(This will explain and, hopefully, justify why I have been conspicuously absent from my blog for the past few days!)
Monday morning found me in the dentist’s chair, mouth jacked open to a size I never thought possible. The dentist and his hygienist stabbed the inside of my mouth till it was so frozen I thought I’d choke on my own seemingly huge tongue. Then they proceeded to remove all four of my wisdom teeth.
The first thought that came to mind as they started pulling: “Now I understand why most people have a general anesthetic.”
That wasn’t an option for me because I’m still breastfeeding my five-month-old son. And while I probably could have waited to do the surgery till after he was weaned, I thought general anesthetic seemed like overkill for mere tooth removal. How very wrong I was.
If given the choice, I’d go through another natural labour before having my wisdom teeth removed. Unfortunately, there’s no satisfaction to be gained by saying, “Never again” in this case, as there never can be an ‘again.’ Those teeth are gone for good.
I was warned about the pressure. Only afterwards, when I saw my nearly ¾-inch blood-streaked teeth lying in a hot pink tooth-fairy box, did I comprehend why it felt like my head was going to explode as they reefed, yanked, pulled, sawed till I felt bits of ground tooth hitting my glasses, and pulled some more.
When I didn’t die after the first tooth removal, I had to live through three more. Not wanting to traumatize anyone else who is preparing for the surgery, all I can say is it was far worse than I ever imagined.

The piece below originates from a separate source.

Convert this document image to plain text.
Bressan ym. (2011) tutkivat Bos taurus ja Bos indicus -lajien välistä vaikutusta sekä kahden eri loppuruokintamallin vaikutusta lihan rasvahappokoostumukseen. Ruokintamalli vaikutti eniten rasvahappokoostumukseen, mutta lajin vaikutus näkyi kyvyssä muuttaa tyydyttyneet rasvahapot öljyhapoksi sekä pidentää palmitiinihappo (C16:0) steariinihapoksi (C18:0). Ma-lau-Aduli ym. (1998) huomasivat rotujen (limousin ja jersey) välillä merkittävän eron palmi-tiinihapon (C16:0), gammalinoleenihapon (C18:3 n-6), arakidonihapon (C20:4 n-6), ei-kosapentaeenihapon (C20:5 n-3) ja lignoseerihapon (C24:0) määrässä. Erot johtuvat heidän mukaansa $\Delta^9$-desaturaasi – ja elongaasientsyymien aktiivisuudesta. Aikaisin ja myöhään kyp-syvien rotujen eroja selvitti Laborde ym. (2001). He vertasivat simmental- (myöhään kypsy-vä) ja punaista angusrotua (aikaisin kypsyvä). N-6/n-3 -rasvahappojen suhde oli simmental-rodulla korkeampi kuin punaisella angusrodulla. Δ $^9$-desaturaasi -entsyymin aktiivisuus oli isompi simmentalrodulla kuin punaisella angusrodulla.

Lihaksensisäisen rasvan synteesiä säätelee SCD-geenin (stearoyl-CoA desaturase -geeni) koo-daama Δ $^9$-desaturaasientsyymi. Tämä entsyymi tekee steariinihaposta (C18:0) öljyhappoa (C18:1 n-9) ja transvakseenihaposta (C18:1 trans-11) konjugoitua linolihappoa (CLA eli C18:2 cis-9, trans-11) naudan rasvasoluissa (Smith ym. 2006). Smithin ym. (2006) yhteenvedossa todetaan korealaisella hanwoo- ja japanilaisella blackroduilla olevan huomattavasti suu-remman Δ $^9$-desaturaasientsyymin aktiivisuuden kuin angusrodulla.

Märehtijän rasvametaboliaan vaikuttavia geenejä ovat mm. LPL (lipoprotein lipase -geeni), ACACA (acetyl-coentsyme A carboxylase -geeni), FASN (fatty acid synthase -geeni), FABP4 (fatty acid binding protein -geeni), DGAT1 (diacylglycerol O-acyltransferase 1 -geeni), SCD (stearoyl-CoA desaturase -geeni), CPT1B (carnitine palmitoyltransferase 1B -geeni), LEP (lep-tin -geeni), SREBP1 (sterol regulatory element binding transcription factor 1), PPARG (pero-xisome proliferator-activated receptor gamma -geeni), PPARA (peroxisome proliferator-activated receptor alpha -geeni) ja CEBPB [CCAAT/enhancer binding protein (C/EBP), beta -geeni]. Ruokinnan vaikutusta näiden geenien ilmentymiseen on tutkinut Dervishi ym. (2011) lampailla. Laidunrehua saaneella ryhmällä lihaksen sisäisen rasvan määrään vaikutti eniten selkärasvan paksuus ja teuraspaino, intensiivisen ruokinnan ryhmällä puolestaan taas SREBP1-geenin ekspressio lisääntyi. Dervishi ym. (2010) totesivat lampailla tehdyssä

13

As I exited the room, ice pack held to my swelling jaw, I bumped into the dentist’s wife, who is also a dentist. “Oh, you poor girl. Had a wisdom tooth out, did you?” “All four,” I mumbled. Her eyes nearly popped out of her head. “With a local? Wow, you’re brave.” If that was meant to make me feel proud of my bravery, it only made me feel worse.
I’ve now completed two days of recovery (as of the time of writing this post). Monday’s food consumption consisted of a cup of broth and a few mouthfuls of scrambled eggs by evening. Tuesday, I managed some pureed soup and polenta. Wednesday, I successfully ate a muffin, though it took a good fifteen minutes to nibble it, bit by bit. This is a far cry from my usually ravenous appetite.
At least I’m noticing steady improvement in jaw mobility and a decreased overall ache. Particularly nasty are my swollen, dry lips that are cracked and scabbed in the corners – not conducive to kissing my husband.
While the ordeal is not yet over, I’m glad I’ll never return to the dentist’s chair to relive the experience. I’m also very grateful I never knew how hellish it actually would be. In the meantime, I’m eyeing up the lentil soup on the stove and hoping I’ll get enough of it down to take away the gnawing hunger pains in my stomach.